Further, the lender (if any) must acknowledge and agree that the conveyance of the replacement property from the EAT to the taxpayer is permissible and will not trigger an event of default or due on transfer clause which would accelerate payment of the entire indebtedness encumbering the real estate.Preparation and recording charges will be incurred by the taxpayer from the title company and lender for purposes of preparing and recording the subsequent deed. Moreover, there may be additional costs such as:

  • Reissuance of a new loan package
  • Release and recording of a new mortgage or deed of trust if there is debt encumbering the replacement property
  • Potential real estate transfer tax or exemption forms to be completed and filed with the applicable state, county, and local authorities
  • Other transactional fees related to the conveyance which can vary based on locality.

After the replacement property is conveyed to the taxpayer, the titleholder LLC is then dissolved by filing Articles of Dissolution with the applicable secretary of state.

The second potential option is that the membership interest in the titleholder LLC, which was formed at the beginning of the parking deal to step in the shoes of the taxpayer during the parking period, may be assigned to the taxpayer. The same taxpayer requirement exists for both the relinquished and replacement properties. The exchange takes place at the entity level; therefore, the assignee of the membership interest has to be the owner of record of the relinquished property. In certain circumstances, such as when the taxpayer is an individual, grantor trust, corporation, or limited liability company, the assignment of the membership interest in the titleholder LLC may be utilized. This also applies when the taxpayer is a married couple, but only if they are in a community property state.

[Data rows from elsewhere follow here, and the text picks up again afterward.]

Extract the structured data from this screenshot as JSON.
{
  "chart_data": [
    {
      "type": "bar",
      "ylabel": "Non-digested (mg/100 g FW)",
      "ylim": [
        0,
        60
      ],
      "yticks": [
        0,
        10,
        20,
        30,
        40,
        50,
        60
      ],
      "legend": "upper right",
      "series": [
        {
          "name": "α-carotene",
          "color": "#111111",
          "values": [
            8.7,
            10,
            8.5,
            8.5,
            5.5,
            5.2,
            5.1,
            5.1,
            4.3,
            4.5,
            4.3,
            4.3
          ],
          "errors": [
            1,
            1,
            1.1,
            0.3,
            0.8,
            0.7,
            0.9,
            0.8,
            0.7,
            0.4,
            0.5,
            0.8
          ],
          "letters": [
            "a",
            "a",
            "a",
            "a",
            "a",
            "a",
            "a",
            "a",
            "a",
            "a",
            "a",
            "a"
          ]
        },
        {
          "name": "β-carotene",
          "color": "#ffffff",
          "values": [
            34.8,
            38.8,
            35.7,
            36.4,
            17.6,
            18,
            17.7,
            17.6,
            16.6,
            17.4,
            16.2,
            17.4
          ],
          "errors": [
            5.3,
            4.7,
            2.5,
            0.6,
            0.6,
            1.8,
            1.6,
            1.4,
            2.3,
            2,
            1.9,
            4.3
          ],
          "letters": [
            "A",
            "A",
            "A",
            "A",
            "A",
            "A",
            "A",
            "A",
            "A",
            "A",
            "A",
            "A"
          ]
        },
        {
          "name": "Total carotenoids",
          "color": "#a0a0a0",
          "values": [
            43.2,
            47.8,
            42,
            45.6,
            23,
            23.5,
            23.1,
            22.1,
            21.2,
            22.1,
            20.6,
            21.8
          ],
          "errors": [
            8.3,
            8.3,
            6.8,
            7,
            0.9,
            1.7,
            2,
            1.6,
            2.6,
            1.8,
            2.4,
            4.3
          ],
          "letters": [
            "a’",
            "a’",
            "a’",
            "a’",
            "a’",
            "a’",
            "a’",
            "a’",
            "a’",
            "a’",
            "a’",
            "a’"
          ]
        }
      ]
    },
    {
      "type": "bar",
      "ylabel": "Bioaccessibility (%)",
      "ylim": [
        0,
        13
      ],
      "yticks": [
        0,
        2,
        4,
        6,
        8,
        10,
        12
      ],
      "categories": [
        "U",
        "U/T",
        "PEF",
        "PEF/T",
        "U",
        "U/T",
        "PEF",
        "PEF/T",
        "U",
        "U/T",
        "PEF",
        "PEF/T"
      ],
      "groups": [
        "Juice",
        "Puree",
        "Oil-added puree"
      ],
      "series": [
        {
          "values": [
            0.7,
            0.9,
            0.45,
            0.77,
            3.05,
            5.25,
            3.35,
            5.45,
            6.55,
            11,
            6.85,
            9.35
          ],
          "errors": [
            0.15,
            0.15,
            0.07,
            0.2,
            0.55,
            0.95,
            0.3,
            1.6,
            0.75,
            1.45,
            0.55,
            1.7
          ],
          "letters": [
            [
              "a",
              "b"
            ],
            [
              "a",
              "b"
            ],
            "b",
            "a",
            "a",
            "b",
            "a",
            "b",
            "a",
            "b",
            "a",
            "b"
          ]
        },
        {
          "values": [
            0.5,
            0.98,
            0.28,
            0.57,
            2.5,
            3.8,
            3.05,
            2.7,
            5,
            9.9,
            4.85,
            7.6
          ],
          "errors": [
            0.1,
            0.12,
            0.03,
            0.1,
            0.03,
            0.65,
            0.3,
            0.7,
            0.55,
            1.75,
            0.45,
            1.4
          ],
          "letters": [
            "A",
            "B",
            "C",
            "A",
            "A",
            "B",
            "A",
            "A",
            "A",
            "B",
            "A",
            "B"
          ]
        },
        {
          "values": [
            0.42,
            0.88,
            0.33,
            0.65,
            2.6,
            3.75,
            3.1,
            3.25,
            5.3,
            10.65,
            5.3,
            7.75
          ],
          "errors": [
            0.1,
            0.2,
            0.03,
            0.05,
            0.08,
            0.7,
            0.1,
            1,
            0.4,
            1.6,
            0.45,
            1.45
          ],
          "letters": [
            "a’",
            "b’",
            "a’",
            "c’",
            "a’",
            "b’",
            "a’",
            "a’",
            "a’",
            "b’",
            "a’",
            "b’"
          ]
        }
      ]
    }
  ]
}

As of the effective date of the assignment of the membership interest, the EAT drops out and the taxpayer steps in as the sole member and manager of the titleholder LLC. The titleholder LLC then becomes the obligation of the taxpayer to maintain from and after the effective date of the assignment.

The taxpayer must inform the secretary of state of the state in which the titleholder LLC is organized, as well as any other applicable government agencies, of changes to the principal place of business and registered agent, and they must file an annual report going forward to keep the entity in good standing. If an EIN was obtained for purposes of the replacement property purchase, it will also be transferred to the taxpayer. The taxpayer will have limited liability protection under the state law governing LLCs but should also consider having an amended and restated operating agreement prepared by its own independent legal professional to reflect the new ownership and management organization. On limited occasions, there still may be local, county and state transfer tax considerations associated with assignment of the membership interest as well.

Depending on the facts and circumstances surrounding the parking arrangement, it may be more cost effective, efficient and desirable from a limited liability perspective to utilize an assignment of the membership interest on the back end to wrap up a parking deal instead of a deed.

As with all matters concerning 1031 exchanges, it is highly advisable to consult with an independent professional regarding the legal and tax consequences associated with either using a deed or an assignment of membership interest in the titleholder LLC for purposes of concluding a reverse or improvement exchange transaction.